Чуть позже, увидев, что Мэри снова погрузилась в ту самую жуткую апатию, муж опять обратился к ней:
— Мэри, пожалуйста, поехали со мной в поле. Ну почему ты отказываешься? Мы могли бы вместе вести дела на ферме.
— Я ненавижу твою ферму, — холодно, отстранение сказала она, — ненавижу и не хочу иметь с ней ничего общего.
Однако, несмотря на переполнявшее ее равнодушие, Мэри все-таки пересилила себя. Ей было все равно, чем именно заниматься. На протяжении нескольких недель она сопровождала Дика, куда бы он ни шел, пытаясь поддержать его своим присутствием. От этого она преисполнилась еще большим отчаянием. Все было безнадежно, совершенно безнадежно. Мэри совершенно ясно видела, что с ним было не так, какие ошибки он допускал в ведении хозяйства, и при этом ничем не могла ему помочь. Дик был слишком упрям. Он попросил ее о помощи, обрадовался как мальчишка, когда она взяла подушку и отправилась вслед за ним в поля, и все же, когда жена пыталась давать советы, на его лице появлялось выражение ослиного упрямства, после чего он начинал оправдываться и защищаться.

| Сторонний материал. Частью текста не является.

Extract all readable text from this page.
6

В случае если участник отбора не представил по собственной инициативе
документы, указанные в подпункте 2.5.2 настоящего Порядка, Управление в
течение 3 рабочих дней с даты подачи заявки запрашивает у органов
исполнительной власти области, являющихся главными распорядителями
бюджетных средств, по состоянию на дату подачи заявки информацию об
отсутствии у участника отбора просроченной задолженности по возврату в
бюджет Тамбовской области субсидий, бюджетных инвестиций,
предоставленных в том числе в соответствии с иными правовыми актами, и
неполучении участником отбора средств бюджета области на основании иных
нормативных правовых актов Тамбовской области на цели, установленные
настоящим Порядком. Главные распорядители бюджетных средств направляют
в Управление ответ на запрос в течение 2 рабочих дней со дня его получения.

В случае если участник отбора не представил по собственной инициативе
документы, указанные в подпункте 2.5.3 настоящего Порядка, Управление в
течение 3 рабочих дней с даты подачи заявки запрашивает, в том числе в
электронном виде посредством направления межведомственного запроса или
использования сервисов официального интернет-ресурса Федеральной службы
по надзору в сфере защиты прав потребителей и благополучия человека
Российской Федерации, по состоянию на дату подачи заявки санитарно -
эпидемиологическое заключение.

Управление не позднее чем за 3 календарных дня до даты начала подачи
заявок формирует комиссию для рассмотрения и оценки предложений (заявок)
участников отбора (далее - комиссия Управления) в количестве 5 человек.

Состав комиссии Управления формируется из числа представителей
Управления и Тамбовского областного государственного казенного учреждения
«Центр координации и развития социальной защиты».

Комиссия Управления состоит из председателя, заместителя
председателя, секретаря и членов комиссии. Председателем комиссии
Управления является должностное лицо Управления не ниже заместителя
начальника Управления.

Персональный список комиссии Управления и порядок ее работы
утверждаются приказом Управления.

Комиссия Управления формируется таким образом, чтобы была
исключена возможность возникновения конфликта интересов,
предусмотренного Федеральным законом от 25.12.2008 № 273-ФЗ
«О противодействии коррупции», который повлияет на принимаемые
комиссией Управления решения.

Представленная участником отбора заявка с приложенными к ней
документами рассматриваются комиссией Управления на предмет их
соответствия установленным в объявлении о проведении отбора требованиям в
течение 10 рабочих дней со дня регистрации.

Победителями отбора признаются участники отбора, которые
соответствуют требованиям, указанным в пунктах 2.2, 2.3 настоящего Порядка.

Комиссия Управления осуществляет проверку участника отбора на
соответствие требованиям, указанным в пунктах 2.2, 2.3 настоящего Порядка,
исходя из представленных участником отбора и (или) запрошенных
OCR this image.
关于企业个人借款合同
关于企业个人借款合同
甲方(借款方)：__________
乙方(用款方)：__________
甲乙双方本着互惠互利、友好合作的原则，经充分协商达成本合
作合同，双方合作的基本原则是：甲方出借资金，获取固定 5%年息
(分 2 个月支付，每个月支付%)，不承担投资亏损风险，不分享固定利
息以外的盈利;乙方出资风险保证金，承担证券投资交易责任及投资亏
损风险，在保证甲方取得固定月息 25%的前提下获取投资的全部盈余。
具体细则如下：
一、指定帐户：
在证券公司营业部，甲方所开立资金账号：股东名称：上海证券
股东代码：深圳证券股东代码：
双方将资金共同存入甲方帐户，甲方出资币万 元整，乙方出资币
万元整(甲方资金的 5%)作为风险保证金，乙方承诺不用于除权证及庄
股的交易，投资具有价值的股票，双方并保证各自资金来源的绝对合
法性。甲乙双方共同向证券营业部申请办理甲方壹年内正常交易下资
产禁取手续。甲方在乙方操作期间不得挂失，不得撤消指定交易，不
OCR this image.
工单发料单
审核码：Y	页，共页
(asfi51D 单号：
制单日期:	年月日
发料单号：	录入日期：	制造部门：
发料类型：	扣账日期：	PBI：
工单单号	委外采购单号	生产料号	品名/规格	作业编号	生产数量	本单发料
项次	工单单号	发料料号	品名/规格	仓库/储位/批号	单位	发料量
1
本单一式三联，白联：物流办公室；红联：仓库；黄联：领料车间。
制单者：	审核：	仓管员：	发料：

Эти недели показались Мэри кошмаром. В этот короткий промежуток времени она видела все как есть на самом деле, без иллюзий: себя саму, Дика, их отношение друг к другу и к ферме, их будущее. Она взирала на все это честно и прямо, видела одну лишь истину без тени ложной надежды. В мрачном настроении, отчетливо различая свое будущее, Мэри неотрывно следовала за Диком и наконец перестала лезть с советами и пытаться заставить его руководствоваться здравым смыслом. Это было бесполезно.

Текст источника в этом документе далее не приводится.